Os árbitros Carla Castelo Trindade (árbitro presidente), Armando Oliveira e Mariana Vargas (árbitros vogais), designados pelo Conselho Deontológico do Centro de Arbitragem Administrativa (CAAD) para formarem o Tribunal Arbitral Coletivo, constituído em 3 de fevereiro de 2023, acordam no seguinte:

 

 

I – RELATÓRIO

 

A...– SOCIEDADE GESTORA DE PARTICIPAÇÕES SOCIAIS, S.A., com o número de identificação fiscal ... e sede na Rua ..., n.º ..., ...-... Vila Nova de Gaia, Porto (adiante designada por Requerente), veio, em 23 de novembro de 2022, apresentar pedido de constituição de Tribunal Arbitral ao abrigo do disposto nos artigos 95.º, n.ºs 1 e 2, alíneas a) e d), da Lei Geral Tributária (LGT), 99.º e 131.º, n.º 2, do Código de Procedimento e de Processo Tributário (CPPT), 2.º, n.º 1, alínea a), 5.º, n.º 3, alínea a), 6.º, n.º 2, alínea a), e 10.º, n.ºs 1, alínea a), e 2, do Regime Jurídico da Arbitragem em Matéria Tributária (RJAT), no qual é Requerida a Autoridade Tributária e Aduaneira (doravante Requerida ou AT), não tendo usado da faculdade de proceder à nomeação de árbitro.

O pedido de constituição do tribunal arbitral foi aceite pelo Exmo.
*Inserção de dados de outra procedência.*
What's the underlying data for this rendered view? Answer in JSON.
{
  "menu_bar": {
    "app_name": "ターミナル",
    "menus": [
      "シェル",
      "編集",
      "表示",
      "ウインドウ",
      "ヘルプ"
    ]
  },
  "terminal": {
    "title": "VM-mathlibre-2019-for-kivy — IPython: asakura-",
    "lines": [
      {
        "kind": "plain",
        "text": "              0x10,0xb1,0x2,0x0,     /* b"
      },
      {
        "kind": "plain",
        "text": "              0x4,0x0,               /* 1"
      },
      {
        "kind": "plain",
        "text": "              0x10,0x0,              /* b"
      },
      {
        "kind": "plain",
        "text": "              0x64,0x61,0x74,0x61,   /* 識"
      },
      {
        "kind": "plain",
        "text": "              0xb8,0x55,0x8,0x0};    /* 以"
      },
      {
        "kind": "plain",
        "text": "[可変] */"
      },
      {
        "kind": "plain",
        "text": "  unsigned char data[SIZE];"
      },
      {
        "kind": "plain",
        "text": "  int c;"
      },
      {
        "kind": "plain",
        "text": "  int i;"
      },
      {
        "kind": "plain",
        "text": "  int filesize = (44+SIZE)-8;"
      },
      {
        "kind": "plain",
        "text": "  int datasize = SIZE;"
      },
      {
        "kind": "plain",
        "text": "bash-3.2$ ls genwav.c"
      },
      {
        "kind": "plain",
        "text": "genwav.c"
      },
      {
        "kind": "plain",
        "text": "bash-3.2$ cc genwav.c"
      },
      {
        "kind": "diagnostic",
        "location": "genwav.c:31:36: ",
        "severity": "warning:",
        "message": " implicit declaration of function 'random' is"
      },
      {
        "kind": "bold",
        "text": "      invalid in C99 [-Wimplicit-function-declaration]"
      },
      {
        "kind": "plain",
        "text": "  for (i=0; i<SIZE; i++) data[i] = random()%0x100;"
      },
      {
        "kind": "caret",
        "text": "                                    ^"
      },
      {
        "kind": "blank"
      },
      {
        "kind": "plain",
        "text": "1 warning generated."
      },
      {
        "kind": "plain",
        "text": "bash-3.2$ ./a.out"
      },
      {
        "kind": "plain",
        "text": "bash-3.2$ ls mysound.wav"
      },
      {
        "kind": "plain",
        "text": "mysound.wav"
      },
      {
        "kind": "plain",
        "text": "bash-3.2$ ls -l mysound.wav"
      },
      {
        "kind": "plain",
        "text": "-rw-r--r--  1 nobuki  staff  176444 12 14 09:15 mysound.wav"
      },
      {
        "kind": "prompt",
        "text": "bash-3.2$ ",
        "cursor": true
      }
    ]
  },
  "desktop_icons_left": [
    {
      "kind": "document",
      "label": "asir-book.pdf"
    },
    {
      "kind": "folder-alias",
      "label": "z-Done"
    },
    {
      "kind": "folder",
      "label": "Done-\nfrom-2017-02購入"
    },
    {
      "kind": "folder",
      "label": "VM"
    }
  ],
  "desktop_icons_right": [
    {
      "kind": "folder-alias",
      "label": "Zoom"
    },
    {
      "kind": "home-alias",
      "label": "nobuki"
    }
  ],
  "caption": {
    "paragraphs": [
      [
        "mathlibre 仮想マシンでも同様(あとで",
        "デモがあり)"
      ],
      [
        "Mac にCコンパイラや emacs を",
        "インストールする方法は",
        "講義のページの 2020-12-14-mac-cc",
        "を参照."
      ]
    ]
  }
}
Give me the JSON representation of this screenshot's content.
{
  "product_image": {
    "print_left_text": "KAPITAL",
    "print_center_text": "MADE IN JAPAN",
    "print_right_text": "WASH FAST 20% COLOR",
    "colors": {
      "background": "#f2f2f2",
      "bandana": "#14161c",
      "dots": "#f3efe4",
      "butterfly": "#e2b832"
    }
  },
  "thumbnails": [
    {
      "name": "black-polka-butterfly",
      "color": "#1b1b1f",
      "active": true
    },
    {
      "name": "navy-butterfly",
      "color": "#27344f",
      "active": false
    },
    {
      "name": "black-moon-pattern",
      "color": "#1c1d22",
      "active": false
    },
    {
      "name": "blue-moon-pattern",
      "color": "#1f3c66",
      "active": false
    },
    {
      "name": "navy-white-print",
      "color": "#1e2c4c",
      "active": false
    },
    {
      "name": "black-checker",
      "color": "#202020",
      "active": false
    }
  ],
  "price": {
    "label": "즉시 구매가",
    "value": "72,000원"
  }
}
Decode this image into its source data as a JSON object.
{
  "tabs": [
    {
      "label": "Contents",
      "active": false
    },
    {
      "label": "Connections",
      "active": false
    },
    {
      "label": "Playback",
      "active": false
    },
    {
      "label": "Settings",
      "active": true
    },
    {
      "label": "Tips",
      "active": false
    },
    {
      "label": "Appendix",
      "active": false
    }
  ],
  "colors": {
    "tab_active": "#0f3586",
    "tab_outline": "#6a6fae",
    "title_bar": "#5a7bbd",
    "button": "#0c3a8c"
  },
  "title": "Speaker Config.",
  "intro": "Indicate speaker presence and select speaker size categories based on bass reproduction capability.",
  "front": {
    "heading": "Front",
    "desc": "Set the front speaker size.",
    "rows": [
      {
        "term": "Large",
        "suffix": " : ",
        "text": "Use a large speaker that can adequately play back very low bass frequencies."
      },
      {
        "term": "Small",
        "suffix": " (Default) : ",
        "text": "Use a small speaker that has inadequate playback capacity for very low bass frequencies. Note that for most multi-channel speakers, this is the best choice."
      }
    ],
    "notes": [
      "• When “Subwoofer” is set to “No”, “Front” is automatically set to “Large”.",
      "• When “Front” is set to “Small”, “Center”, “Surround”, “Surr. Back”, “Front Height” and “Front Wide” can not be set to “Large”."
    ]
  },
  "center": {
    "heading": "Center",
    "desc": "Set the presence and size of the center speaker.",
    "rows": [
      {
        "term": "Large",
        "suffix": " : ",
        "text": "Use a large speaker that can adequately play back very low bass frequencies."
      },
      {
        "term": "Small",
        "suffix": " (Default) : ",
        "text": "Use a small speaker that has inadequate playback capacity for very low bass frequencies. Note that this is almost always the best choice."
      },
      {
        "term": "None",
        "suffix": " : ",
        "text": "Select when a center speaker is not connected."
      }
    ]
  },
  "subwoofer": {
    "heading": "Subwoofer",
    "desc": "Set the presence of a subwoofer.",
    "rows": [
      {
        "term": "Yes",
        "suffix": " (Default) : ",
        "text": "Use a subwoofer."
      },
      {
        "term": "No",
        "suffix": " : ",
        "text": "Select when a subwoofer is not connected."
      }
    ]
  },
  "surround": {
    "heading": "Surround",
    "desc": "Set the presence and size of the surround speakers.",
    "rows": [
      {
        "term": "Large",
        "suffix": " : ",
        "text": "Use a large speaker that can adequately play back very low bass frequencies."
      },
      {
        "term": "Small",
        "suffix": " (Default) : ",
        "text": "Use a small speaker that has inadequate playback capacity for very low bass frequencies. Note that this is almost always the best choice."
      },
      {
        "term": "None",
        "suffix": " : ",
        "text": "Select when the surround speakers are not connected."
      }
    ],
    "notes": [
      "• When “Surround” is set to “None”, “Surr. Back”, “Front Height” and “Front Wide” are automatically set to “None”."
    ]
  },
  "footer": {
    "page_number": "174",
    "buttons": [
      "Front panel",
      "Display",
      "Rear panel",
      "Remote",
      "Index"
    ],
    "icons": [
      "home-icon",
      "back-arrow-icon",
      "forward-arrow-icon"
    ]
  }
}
Senhor Presidente do CAAD em 24 de novembro de 2022 e automaticamente notificado à AT e, nos termos do disposto na alínea a) do n.º 2 do artigo 6.º e da alínea b) do n.º 1 do artigo 11.º do RJAT, na redação introduzida pelo artigo 228.º da Lei n.º 66-B/2012, de 31 de dezembro, o Conselho Deontológico designou como árbitros do Tribunal Arbitral Coletivo o Senhor Professor Doutor Nuno Cunha Rodrigues (Presidente) e os árbitros vogais acima identificados, que comunicaram a aceitação do encargo no prazo aplicável.

As partes foram oportuna e devidamente notificadas dessa designação, não tendo manifestado vontade de a recusar, nos termos conjugados do artigo 11.º, n.º 1, alíneas a) e b), do RJAT e dos artigos 6.º e 7.º do Código Deontológico.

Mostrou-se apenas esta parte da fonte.